Russia is closely watching the situation in Afghanistan. On the one hand, great concern about the fact that the terrorist organization “Islamic state” (organization banned in Russia — approx. transl.) there will strengthen their positions and pose a threat to Tajikistan and Uzbekistan. On the other hand, Moscow would increase its political influence in Afghanistan and to act as a world power, while the United States retreated from world politics. “Russia is getting ready to start a new independent game in Afghanistan, the objectives of which are partially comparable to those that were made military participation in Syria,” — wrote in this regard, the expert on Central Asia Arkady Dubnov.
To expand its influence in Afghanistan, Russia is negotiating with their former enemies — the Taliban (organization banned in Russia — approx. transl.). In December last year, the Russian Commissioner for Afghanistan Zamir Kabulov said that the interests of Russia and the Taliban “objctive the same,” when it comes to the fight against ISIL. According to him. The Taliban is a “national liberation movement” for which the Americans are “occupiers.” Russia has its own channels for negotiations with the Taliban, he said.
In the United States and Kabul have responded anxiously. On the anniversary of withdrawal of Soviet troops Abdul Rauf of Ebrahimi (Abdul Rauf Abrahimi), speaker of the lower house of the Afghan Parliament, warned Russia against “history repeating itself with support of the Taliban”. Another parliamentarian, Abdul wadood Paiman (Payman Abdul Wadud) reproached Russia that it is through Tajikistan supplies the Taliban with weapons. “Russia supports the Taliban and is trying to legalize it,” said U.S. General John Nicholson (John Nicholson) a week ago. Also U.S. Senator John McCain (John McCain) has spoken on this subject.

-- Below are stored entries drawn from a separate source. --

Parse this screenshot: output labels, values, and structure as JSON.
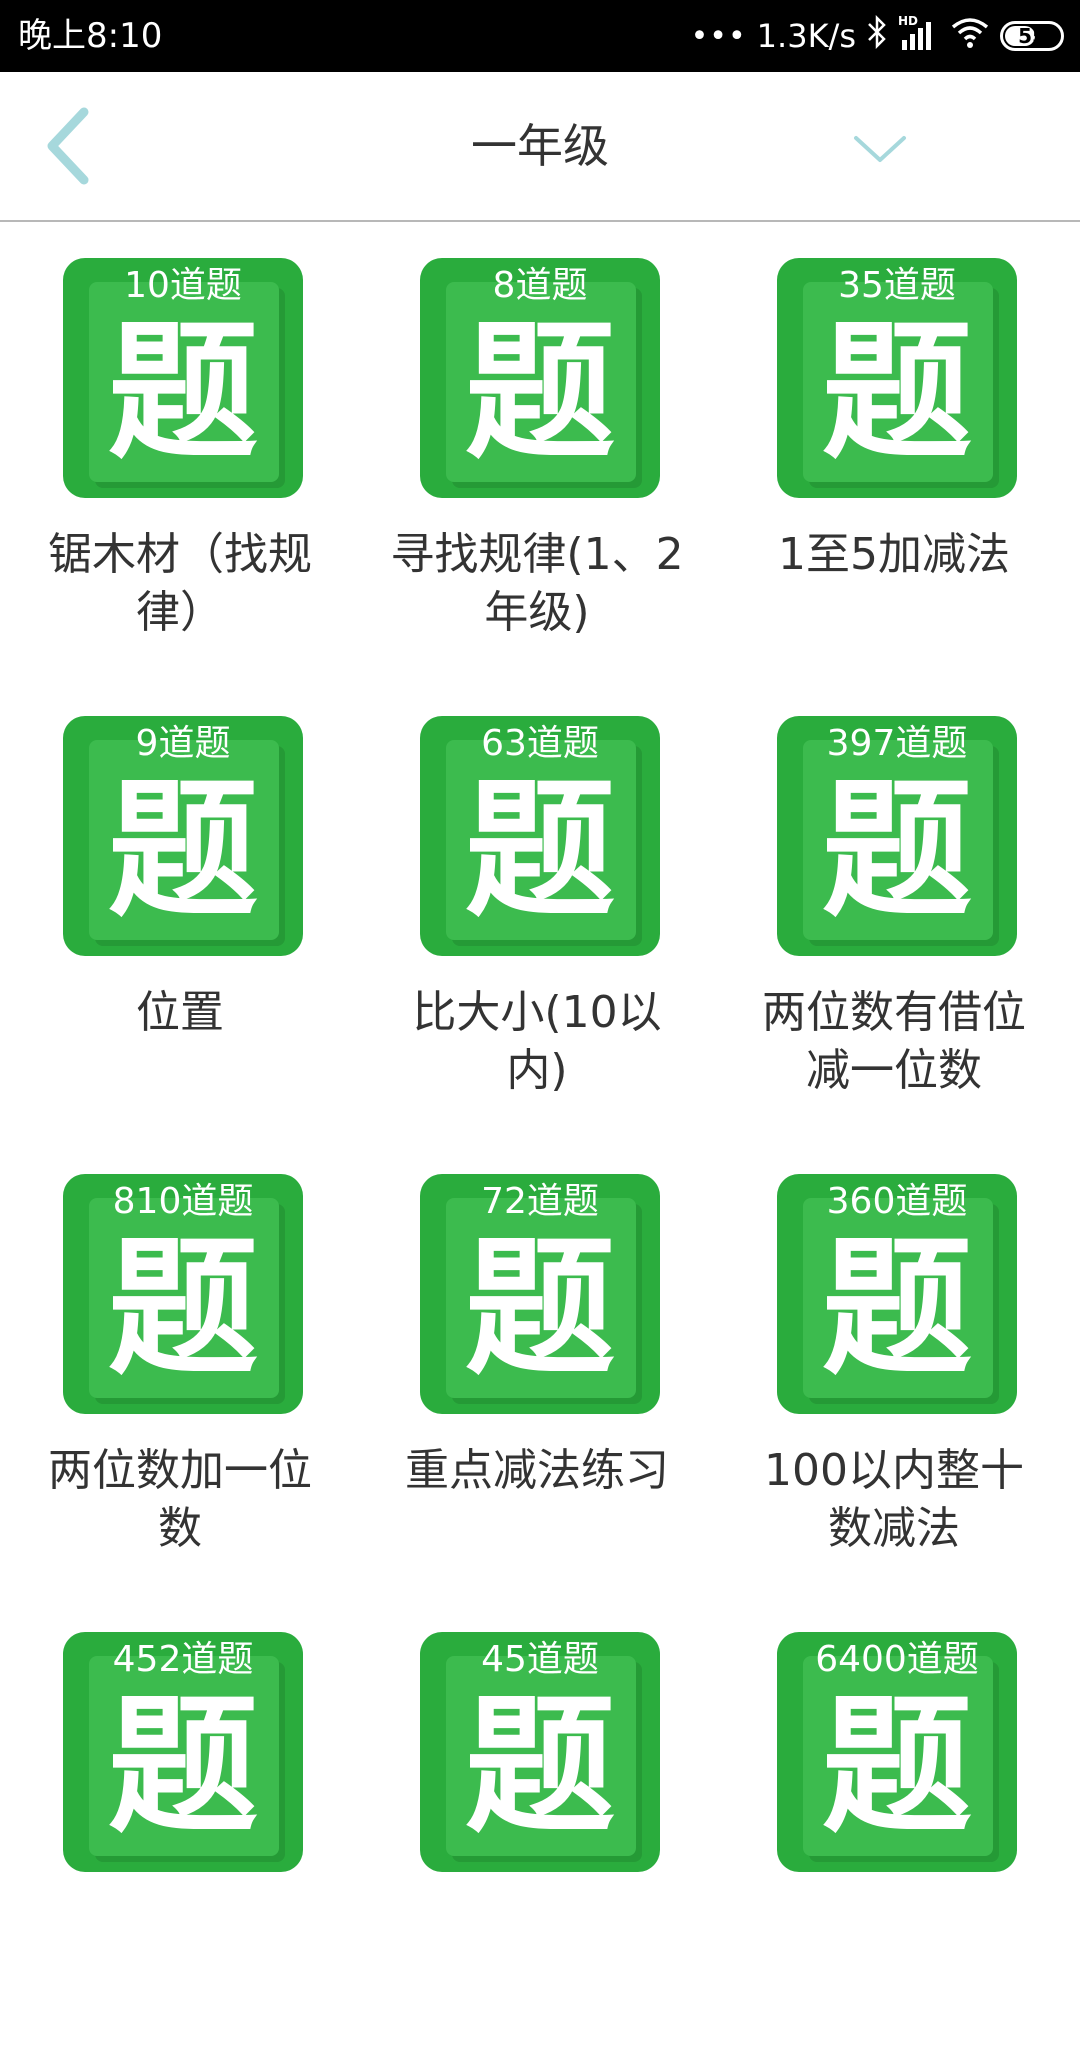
{
  "status_bar": {
    "time": "晚上8:10",
    "network_speed": "1.3K/s",
    "signal_label": "HD",
    "battery": "55",
    "battery_level": 0.55,
    "icons": [
      "signal-dots-icon",
      "bluetooth-icon",
      "cell-signal-icon",
      "wifi-icon",
      "battery-icon"
    ]
  },
  "header": {
    "title": "一年级",
    "back_icon": "chevron-left-icon",
    "dropdown_icon": "chevron-down-icon"
  },
  "colors": {
    "tile_green": "#2aac3d",
    "tile_inner": "#3cbb4e",
    "icon_accent": "#a6d8dc",
    "text": "#333333"
  },
  "tile_glyph": "题",
  "items": [
    {
      "count": "10道题",
      "label": "锯木材（找规律）"
    },
    {
      "count": "8道题",
      "label": "寻找规律(1、2年级)"
    },
    {
      "count": "35道题",
      "label": "1至5加减法"
    },
    {
      "count": "9道题",
      "label": "位置"
    },
    {
      "count": "63道题",
      "label": "比大小(10以内)"
    },
    {
      "count": "397道题",
      "label": "两位数有借位减一位数"
    },
    {
      "count": "810道题",
      "label": "两位数加一位数"
    },
    {
      "count": "72道题",
      "label": "重点减法练习"
    },
    {
      "count": "360道题",
      "label": "100以内整十数减法"
    },
    {
      "count": "452道题",
      "label": ""
    },
    {
      "count": "45道题",
      "label": ""
    },
    {
      "count": "6400道题",
      "label": ""
    }
  ]
}
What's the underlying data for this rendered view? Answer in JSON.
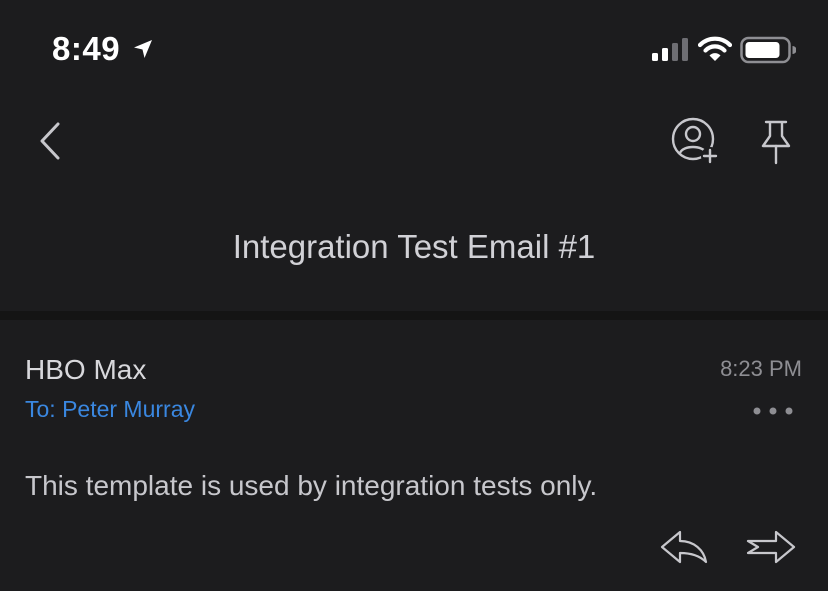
{
  "status_bar": {
    "time": "8:49",
    "icons": [
      "location-arrow-icon",
      "cellular-signal-icon",
      "wifi-icon",
      "battery-icon"
    ]
  },
  "nav": {
    "back_icon": "chevron-left-icon",
    "actions": [
      "add-contact-icon",
      "pin-icon"
    ]
  },
  "email": {
    "subject": "Integration Test Email #1",
    "sender": "HBO Max",
    "recipient": "To: Peter Murray",
    "timestamp": "8:23 PM",
    "body": "This template is used by integration tests only.",
    "message_actions": [
      "more-icon",
      "reply-icon",
      "forward-icon"
    ]
  },
  "colors": {
    "background": "#1c1c1e",
    "divider": "#141414",
    "accent": "#3a87e0",
    "icon": "#c7c7cc",
    "secondary_text": "#8e8e93"
  }
}
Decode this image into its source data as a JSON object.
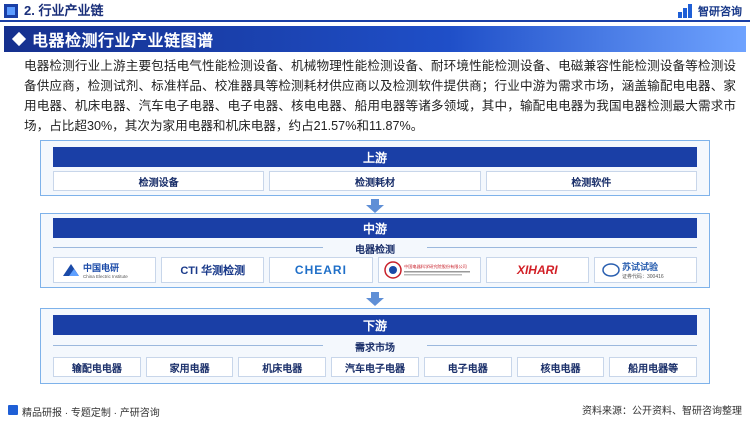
{
  "header": {
    "section_title": "2. 行业产业链",
    "brand": "智研咨询"
  },
  "title": "电器检测行业产业链图谱",
  "intro": "电器检测行业上游主要包括电气性能检测设备、机械物理性能检测设备、耐环境性能检测设备、电磁兼容性能检测设备等检测设备供应商，检测试剂、标准样品、校准器具等检测耗材供应商以及检测软件提供商；行业中游为需求市场，涵盖输配电电器、家用电器、机床电器、汽车电子电器、电子电器、核电电器、船用电器等诸多领域，其中，输配电电器为我国电器检测最大需求市场，占比超30%，其次为家用电器和机床电器，约占21.57%和11.87%。",
  "upstream": {
    "label": "上游",
    "items": [
      "检测设备",
      "检测耗材",
      "检测软件"
    ]
  },
  "midstream": {
    "label": "中游",
    "sub_label": "电器检测",
    "logos": [
      {
        "name": "china-electric-institute-logo",
        "text": "中国电研",
        "sub": "China Electric Institute",
        "color": "#1a4aa8"
      },
      {
        "name": "cti-logo",
        "text": "CTI 华测检测",
        "sub": "",
        "color": "#1a3a8a"
      },
      {
        "name": "chenari-logo",
        "text": "CHEARI",
        "sub": "",
        "color": "#1f6fc8"
      },
      {
        "name": "research-institute-logo",
        "text": "中国电器科学研究院股份有限公司",
        "sub": "",
        "color": "#c8202a"
      },
      {
        "name": "xihari-logo",
        "text": "XIHARI",
        "sub": "",
        "color": "#d21f26"
      },
      {
        "name": "sushi-testing-logo",
        "text": "苏试试验",
        "sub": "证券代码：300416",
        "color": "#2a5fb0"
      }
    ]
  },
  "downstream": {
    "label": "下游",
    "sub_label": "需求市场",
    "items": [
      "输配电电器",
      "家用电器",
      "机床电器",
      "汽车电子电器",
      "电子电器",
      "核电电器",
      "船用电器等"
    ]
  },
  "footer": {
    "left": "精品研报 · 专题定制 · 产研咨询",
    "right": "资料来源：公开资料、智研咨询整理"
  },
  "colors": {
    "primary": "#1a3fa6",
    "panel_border": "#7eb2ea",
    "panel_bg": "#f4f8fd"
  }
}
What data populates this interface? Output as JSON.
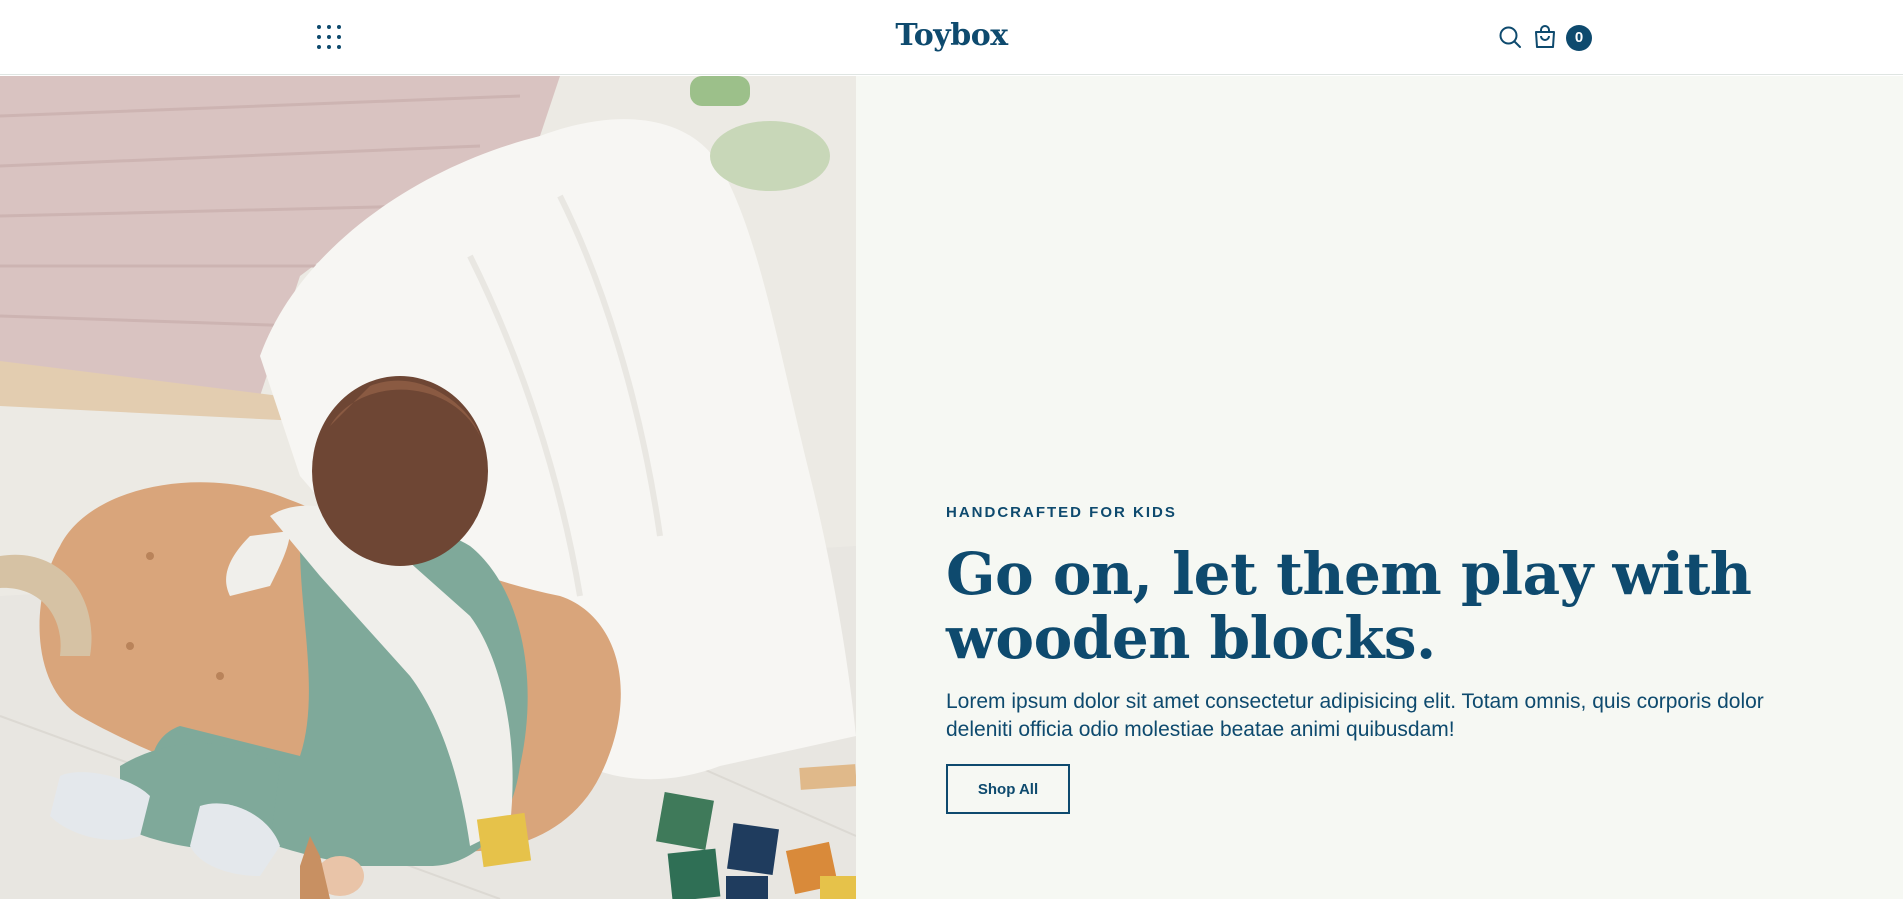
{
  "header": {
    "menu_icon": "grid-menu-icon",
    "logo": "Toybox",
    "search_icon": "search-icon",
    "cart_icon": "shopping-bag-icon",
    "cart_count": "0"
  },
  "hero": {
    "image_description": "child-playing-with-wooden-blocks",
    "eyebrow": "HANDCRAFTED FOR KIDS",
    "headline": "Go on, let them play with wooden blocks.",
    "body": "Lorem ipsum dolor sit amet consectetur adipisicing elit. Totam omnis, quis corporis dolor deleniti officia odio molestiae beatae animi quibusdam!",
    "cta_label": "Shop All"
  },
  "colors": {
    "brand": "#0e4a6e",
    "panel_background": "#f6f8f3",
    "header_background": "#ffffff"
  }
}
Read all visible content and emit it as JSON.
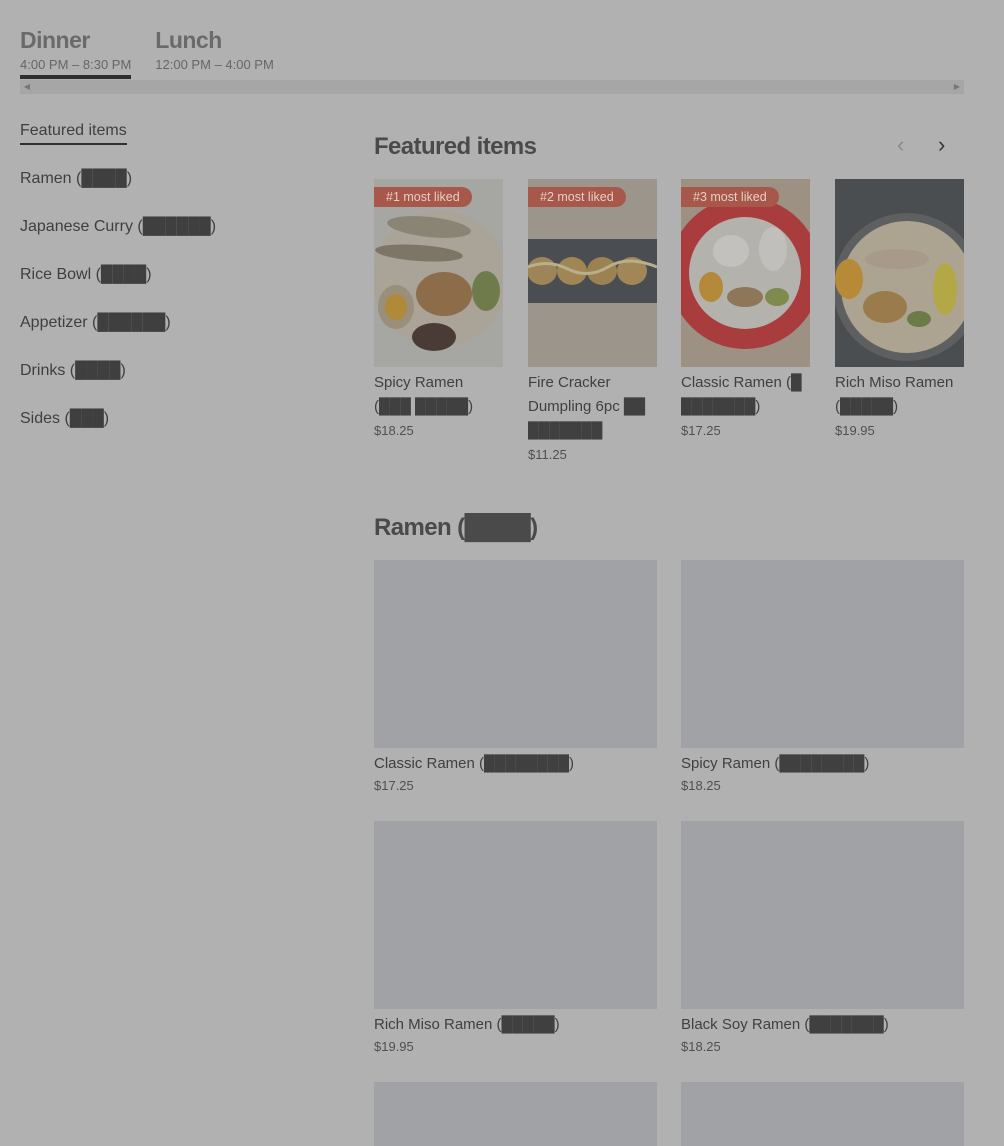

According to him, weapons to the Taliban supplies the ally of Russia in Syria Iran.
It from Moscow said that contacts with the Taliban only need to bring them to the negotiating table. When Russian foreign Minister Sergei Lavrov in early February, took in Moscow, his Afghan colleague, he said after the meeting that “joint position” is, “to engage the Taliban in constructive dialogue.” Russia tries herself in the role of mediator. On Wednesday, the Russian foreign Ministry met the representatives of Afghanistan, Pakistan, India, China and Iran to talk about the situation in Afghanistan. At a similar meeting in Moscow in December last year, the Afghan representatives were not invited, which caused discontent in Kabul. Now it veers between different players.
Attempts to de-legitimize the Taliban in Russian public opinion sometimes lead to funny situations. Close to the Kremlin tabloid newspaper “Komsomolskaya Pravda” published earlier in the week an interview with “a member of the leadership of the Taliban by Sayed Mohammad Akbar Agha”. In reality, Akbar Agha, a former member of the movement and no longer has anything to do with them. In an interview with “the leader of the Taliban”, said: “If Russia will help us with money or weapons, it will worsen its relations with the Afghan people.” Thus, he supports Moscow’s line that officially denies that it is supplying the Taliban weapons. The Taliban supposedly wants “friendship with Russia,” Agha said. And Afghanistan is closer to Russia than the United States.
Omar Nassar (Omar Nessar), an Afghan who runs the “Center for studies of modern Afghanistan,” met frequently with the real Akbar Agha. “I have the impression that this interview is written somewhere in other place, he can’t talk,” he says.